Note: For solving this type of question, we should have a better knowledge in integration. And, also we should know the formulas of integration. So that we can solve this type of question easily. Remember the formula for integration like: \[\int{\dfrac{1}{x}dx}=\ln x+C\] for solving this type of question easily. And, also don’t forget the formula of logarithms like \[\ln \dfrac{a}{b}=\ln a-\ln b\].
We have an alternate method to solve this question.
We can solve this question using a partial fraction method.
In this method, we will have to decompose the term \[\dfrac{1}{{{x}^{2}}+x}\].
Let us decompose that term.
\[\dfrac{1}{{{x}^{2}}+x}=\dfrac{1}{x\left( x+1 \right)}=\dfrac{A}{x}+\dfrac{B}{x+1}\]
The above equation can also be written as
\[\Rightarrow 1=\dfrac{A\left( x\left( x+1 \right) \right)}{x}+\dfrac{B\left( x\left( x+1 \right) \right)}{x+1}\]
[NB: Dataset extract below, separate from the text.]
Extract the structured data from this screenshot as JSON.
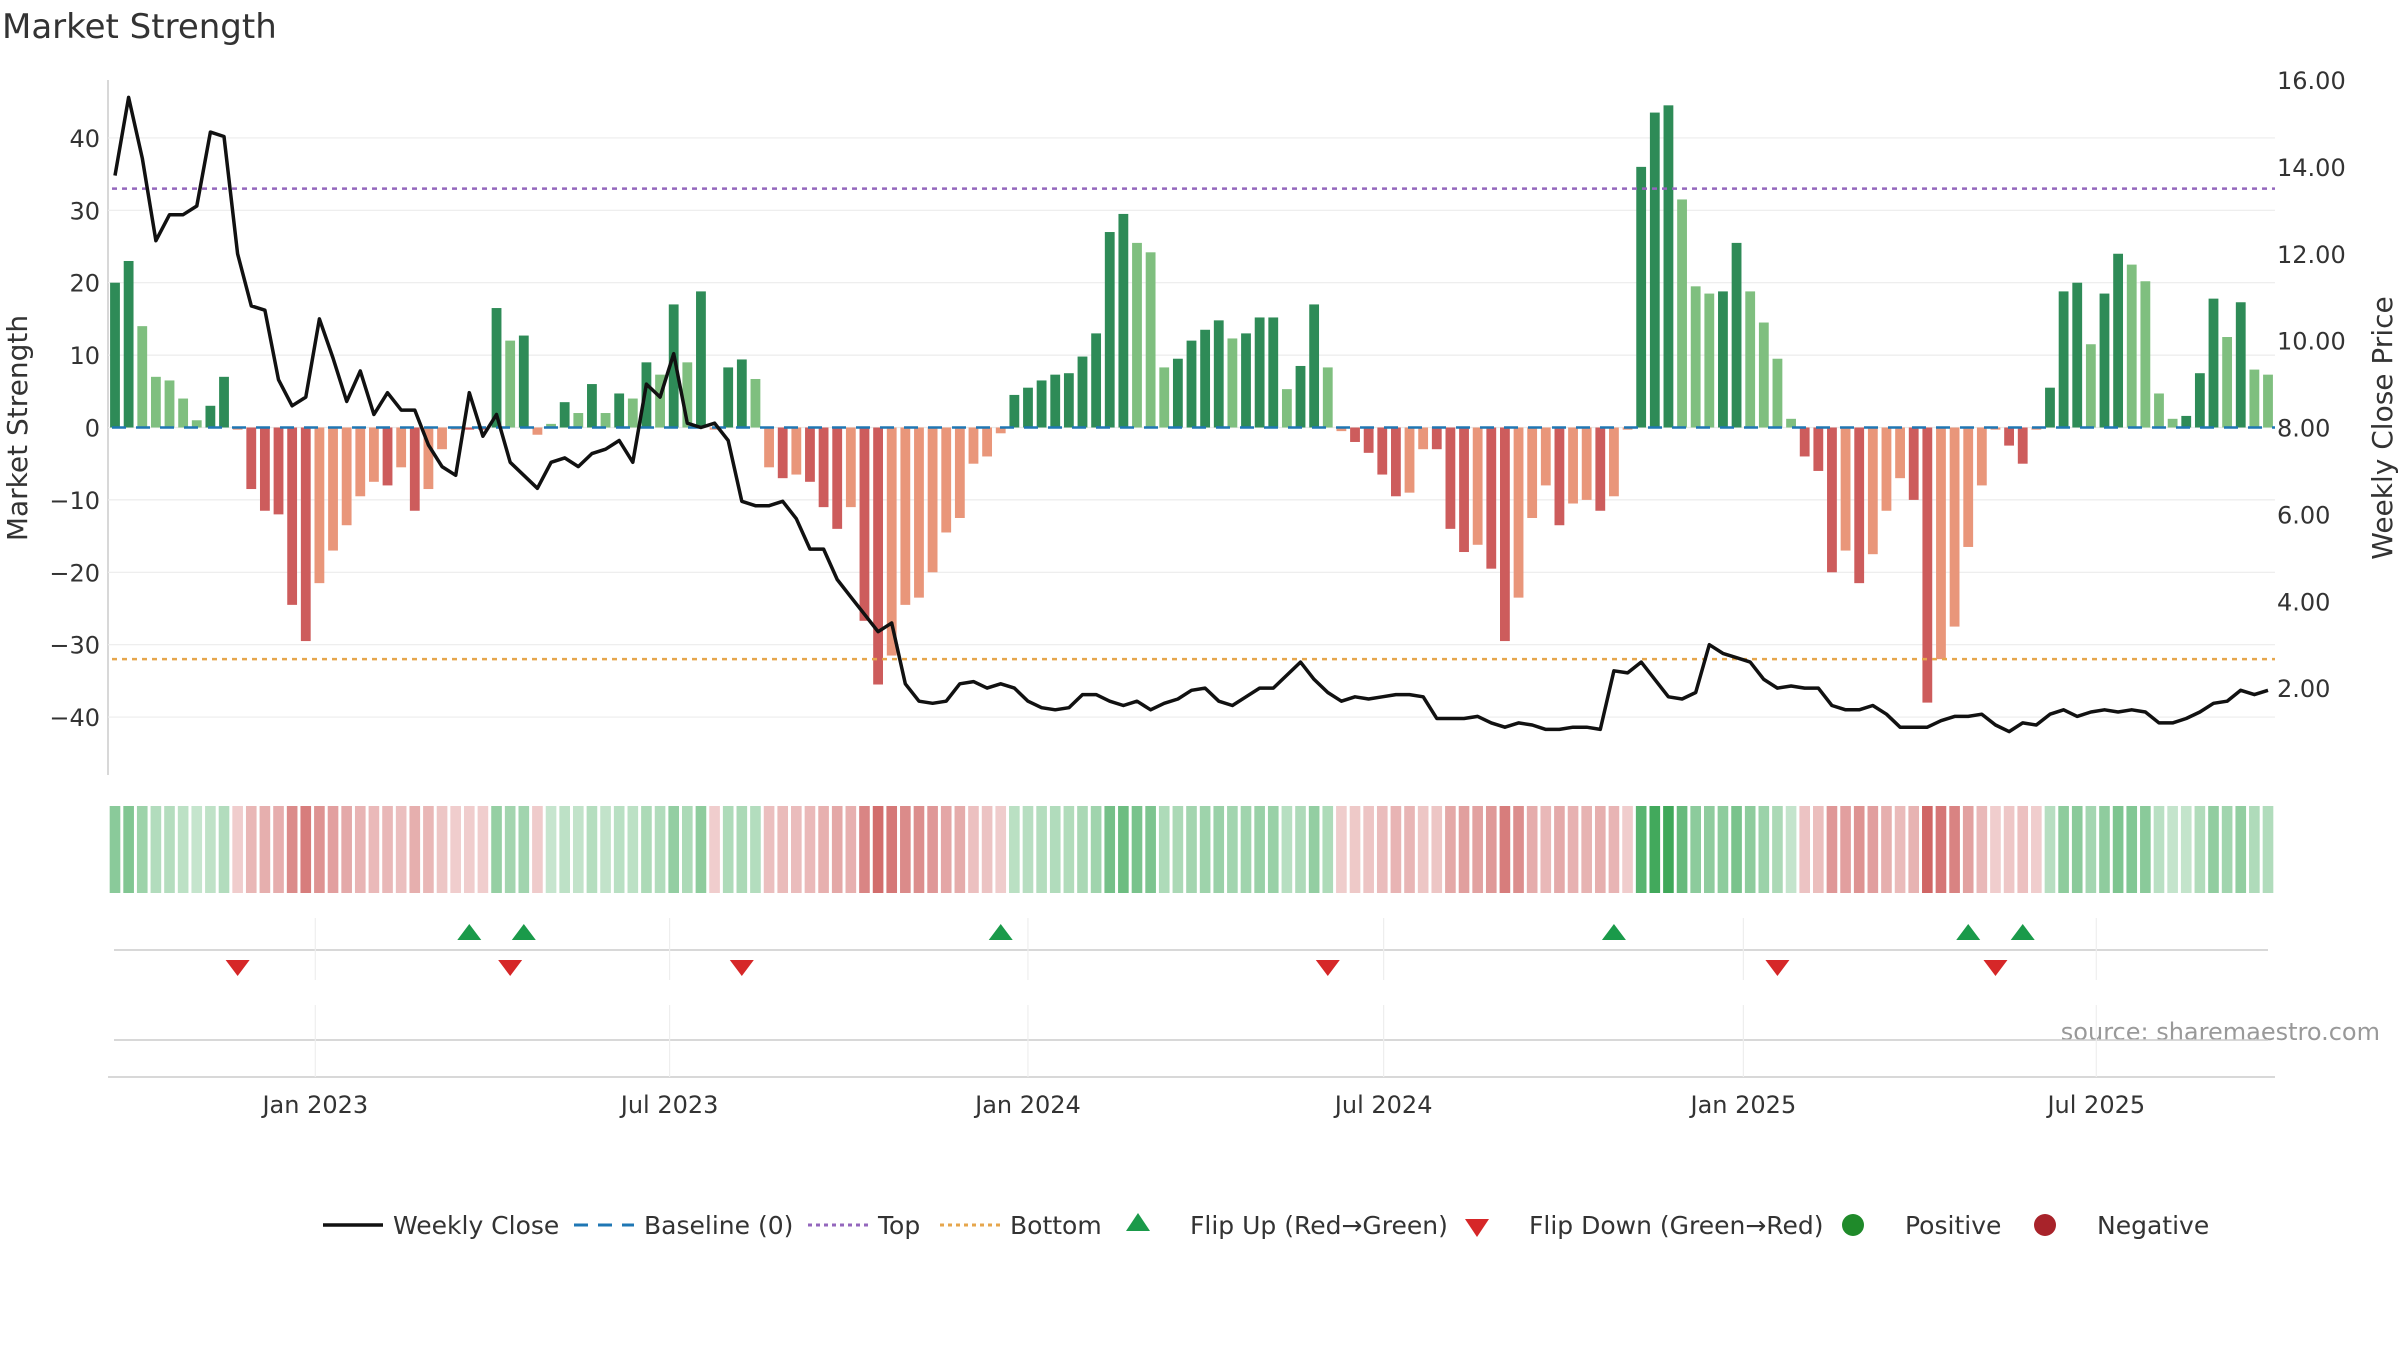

We can write the above equation as
\[\Rightarrow 1=A\left( x+1 \right)+Bx\]
We can write the above equation as
\[\Rightarrow 1=A+Ax+Bx\]
The above equation can also be written as
\[\Rightarrow 1=A+\left( A+B \right)x\]
Now, comparing the coefficients of x and constant, we get
A=1 and A+B=0
So, we get that A=1 and B=-1
So, we can say that the term\[\dfrac{1}{{{x}^{2}}+x}\] can also be written as \[\dfrac{1}{x}+\dfrac{\left( -1 \right)}{x+1}\] which can also be written as \[\dfrac{1}{x}-\dfrac{1}{x+1}\].
So, from here we have integrated the term in the above solution. Hence, one can take reference from there.